One major problem in machine learning is over fitting, meaning prediction accuracy of a model can decrease if it is fed with new data from other sources than it was originally trained on. Therefore, we tested our model with both heterogenous and relatively homogenous MRI sets, using both MRIs performed at our centre and externally. It is known, that heterogeneity of MRI data can reduce the model quality36, however, in our cohort, the model performed well with both heterogenous and homogenous MRI data after the data were appropriately pre-processed. Pre-processing is an important step before a radiomic analysis, as it allows normalization of radiomic features and reduces heterogeneity37. Nevertheless, the radiomic approach resulted in significantly higher predictive accuracy for both CNS WHO grade and tumour recurrence than radiologic assessment or the semantic score. This indicates that integration of certain aspects of such analysis into daily routine may be promising with regard to preoperative planning. It could be argued that the preoperative determination of the CNS WHO grade does not provide any additional information in patients undergoing surgery, as a histopathological examination would be performed anyway. Moreover, some of CNS WHO grade 2 meningiomas do not relapse at all, but tendentially as a group are associated with more relapses in comparison to grade 1 tumours. We therefore chose the CNS WHO grading as one of the criteria for tumour aggressiveness. Preoperative determination of aggressiveness based on diagnostic imaging would provide an attractive opportunity to adjust the treatment strategy, for example opting for “watch and wait” in the case of non-aggressive meningiomas or for aggressive resection followed by adjuvant radiotherapy in the case of aggressive tumours. This might also have impact on the surgical procedure, e.g. when resecting a falcine meningioma, it might encourage the surgeon to take extra time and resect the dural attachment to achieve Simpson Grade 1 resection instead of coagulating the dural attachment only.
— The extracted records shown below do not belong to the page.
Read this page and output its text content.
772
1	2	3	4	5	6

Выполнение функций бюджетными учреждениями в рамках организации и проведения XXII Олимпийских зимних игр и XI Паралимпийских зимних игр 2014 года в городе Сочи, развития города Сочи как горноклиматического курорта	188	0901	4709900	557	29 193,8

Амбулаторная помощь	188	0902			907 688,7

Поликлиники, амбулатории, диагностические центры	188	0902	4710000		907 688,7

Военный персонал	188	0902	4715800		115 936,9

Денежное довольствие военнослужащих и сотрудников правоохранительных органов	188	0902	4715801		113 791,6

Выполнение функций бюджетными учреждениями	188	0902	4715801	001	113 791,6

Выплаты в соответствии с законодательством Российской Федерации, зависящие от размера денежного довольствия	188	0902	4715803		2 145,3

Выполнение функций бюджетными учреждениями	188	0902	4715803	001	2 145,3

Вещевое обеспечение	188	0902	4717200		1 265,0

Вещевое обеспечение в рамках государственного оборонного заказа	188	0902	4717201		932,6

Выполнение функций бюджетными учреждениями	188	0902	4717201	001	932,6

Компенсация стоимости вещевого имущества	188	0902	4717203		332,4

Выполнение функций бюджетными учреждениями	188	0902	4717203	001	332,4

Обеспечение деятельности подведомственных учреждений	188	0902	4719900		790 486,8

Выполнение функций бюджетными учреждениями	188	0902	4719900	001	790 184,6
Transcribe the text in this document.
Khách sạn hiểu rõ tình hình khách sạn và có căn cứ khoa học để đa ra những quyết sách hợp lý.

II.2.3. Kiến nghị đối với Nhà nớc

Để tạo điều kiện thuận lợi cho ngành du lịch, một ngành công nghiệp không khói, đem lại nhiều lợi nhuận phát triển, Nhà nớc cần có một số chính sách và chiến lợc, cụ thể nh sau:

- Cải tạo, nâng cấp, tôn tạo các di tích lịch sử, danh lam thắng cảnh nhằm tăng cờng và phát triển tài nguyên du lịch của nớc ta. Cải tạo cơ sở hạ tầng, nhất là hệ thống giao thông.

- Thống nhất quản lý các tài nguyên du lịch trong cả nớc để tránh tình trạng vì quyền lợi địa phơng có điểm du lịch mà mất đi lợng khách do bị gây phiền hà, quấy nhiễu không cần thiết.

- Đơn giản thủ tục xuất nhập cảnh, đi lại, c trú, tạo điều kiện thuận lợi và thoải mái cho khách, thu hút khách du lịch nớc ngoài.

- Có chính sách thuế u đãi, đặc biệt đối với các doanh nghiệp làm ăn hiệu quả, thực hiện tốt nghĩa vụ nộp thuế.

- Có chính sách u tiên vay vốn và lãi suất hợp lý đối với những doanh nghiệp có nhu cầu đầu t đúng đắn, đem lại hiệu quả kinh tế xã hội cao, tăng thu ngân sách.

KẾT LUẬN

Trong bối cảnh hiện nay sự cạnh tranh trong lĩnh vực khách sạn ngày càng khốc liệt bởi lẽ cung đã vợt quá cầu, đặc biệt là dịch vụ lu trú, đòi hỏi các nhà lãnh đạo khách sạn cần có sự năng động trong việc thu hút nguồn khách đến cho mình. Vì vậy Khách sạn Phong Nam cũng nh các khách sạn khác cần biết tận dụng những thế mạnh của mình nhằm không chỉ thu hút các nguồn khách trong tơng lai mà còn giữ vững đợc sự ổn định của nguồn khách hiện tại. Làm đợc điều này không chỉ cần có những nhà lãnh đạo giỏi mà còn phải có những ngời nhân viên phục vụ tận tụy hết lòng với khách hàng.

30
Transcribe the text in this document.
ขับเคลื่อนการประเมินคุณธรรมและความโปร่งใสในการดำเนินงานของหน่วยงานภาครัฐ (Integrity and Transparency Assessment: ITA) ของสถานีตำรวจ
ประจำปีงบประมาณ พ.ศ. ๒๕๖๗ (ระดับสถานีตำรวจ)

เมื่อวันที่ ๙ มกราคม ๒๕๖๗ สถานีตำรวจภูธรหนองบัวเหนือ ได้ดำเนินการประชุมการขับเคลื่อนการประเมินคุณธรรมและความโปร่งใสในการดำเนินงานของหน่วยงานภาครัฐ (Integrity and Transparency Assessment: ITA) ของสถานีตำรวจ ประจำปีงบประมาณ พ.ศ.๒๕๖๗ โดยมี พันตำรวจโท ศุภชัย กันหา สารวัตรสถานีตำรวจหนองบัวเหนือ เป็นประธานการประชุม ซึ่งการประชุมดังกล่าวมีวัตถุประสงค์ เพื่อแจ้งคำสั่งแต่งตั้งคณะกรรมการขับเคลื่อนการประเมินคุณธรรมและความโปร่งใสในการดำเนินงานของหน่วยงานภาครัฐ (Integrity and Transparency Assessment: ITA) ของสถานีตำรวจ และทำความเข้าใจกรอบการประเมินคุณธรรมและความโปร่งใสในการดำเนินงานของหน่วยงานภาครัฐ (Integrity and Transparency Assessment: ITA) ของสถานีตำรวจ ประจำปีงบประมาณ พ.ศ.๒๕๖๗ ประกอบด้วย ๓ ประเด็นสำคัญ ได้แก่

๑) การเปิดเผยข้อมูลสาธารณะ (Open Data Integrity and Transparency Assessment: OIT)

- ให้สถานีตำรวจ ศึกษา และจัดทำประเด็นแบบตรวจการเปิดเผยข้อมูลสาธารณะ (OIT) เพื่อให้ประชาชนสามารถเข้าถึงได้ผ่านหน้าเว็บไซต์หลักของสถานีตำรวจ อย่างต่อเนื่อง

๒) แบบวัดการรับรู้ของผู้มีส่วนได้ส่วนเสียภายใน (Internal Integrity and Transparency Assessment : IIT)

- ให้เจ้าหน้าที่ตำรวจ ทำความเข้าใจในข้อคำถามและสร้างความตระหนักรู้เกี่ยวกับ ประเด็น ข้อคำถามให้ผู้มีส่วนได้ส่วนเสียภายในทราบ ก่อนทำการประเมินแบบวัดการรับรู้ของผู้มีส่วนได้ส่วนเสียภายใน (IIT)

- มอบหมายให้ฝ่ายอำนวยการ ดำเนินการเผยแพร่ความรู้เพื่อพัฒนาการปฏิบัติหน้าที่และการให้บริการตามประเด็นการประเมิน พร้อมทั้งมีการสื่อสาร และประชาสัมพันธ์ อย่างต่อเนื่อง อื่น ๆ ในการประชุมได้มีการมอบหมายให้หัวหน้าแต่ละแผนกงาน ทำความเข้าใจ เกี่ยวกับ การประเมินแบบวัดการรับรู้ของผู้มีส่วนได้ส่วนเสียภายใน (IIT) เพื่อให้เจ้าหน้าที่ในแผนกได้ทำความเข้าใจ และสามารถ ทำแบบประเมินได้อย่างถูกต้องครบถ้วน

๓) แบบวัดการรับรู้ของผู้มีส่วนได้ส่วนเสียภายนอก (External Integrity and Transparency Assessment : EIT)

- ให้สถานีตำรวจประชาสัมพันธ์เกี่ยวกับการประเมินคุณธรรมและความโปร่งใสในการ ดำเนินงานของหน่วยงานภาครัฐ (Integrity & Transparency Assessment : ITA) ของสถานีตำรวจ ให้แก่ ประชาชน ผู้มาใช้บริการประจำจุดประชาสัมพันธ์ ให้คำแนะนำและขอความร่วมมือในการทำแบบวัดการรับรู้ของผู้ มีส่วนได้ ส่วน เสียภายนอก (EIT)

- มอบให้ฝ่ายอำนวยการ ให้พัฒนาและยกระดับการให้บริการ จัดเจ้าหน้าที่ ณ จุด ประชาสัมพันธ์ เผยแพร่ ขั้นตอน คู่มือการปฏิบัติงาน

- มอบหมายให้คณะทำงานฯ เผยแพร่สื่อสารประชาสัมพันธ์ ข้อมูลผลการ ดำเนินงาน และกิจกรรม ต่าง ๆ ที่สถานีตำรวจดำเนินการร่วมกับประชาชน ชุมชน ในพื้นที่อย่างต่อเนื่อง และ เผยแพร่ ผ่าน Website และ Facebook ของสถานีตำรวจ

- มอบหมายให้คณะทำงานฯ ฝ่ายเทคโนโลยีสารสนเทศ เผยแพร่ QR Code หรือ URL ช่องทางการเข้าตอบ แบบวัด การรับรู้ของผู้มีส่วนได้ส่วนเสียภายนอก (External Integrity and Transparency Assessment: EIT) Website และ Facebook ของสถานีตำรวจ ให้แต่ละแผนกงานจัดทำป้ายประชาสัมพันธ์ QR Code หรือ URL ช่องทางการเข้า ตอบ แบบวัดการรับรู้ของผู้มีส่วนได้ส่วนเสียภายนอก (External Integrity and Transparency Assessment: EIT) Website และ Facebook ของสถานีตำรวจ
Besides, integration of radiologic, radiomic and histopahtological factors could help to identify patients most likely to experience early tumour relapse. This might help e.g. to stratify patients according to their risk of tumour recurrence into groups and to obtain more or less frequent follow-up MRI scans.

Limitations

This study has several limitations. First, it is a retrospective study of a single-centre, without an external validation set. Therefore, the results should be verified with an external cohort. In some cases, only limited histopathologic or clinical data were available. Numerous radiomic features as predictors in small samples may lead to over fitting and false-positive findings38,39. Methods for dimensionality reduction, such as random projection algorithms, feature selection using unsupervised methods such as principle component analysis may reduce model overfitting40. Although our dataset had a relatively large number of cases in total the number of CNS WHO grade 2 cases (n = 48) and especially tumour recurrences (n = 19) was low. Splitting data into train and test set is crucial in machine learning to avoid overfitting. However in small datasets this may lead to even smaller test sets. Recognizing this as a limitation, we decided as a trade-off to overcome this issue to perform feature selection first in the whole cohort and then split the data for training the classifiers. Feature selection was done using logistic regression with L1 (LASSO) regularization to at least reduce overfitting issues here.

As mentioned the number of CNS WHO grade 3 meningeomas is known to be rare but their detection in advance solely from radiomic markers would be particularly important for further clinical management. Due to the small number in our data set, these were not evaluated and synthetic data augmentation approaches (e.g. SMOTE approach) were deliberately avoided. Their reliable detection requires multi-center data with more patients.

Conclusions

Radiomic analysis is a promising tool for preoperative identification of aggressive and atypical intracranial meningiomas and could become a useful tool in the future for therapeutic strategies, clinical decision making, and patient counselling.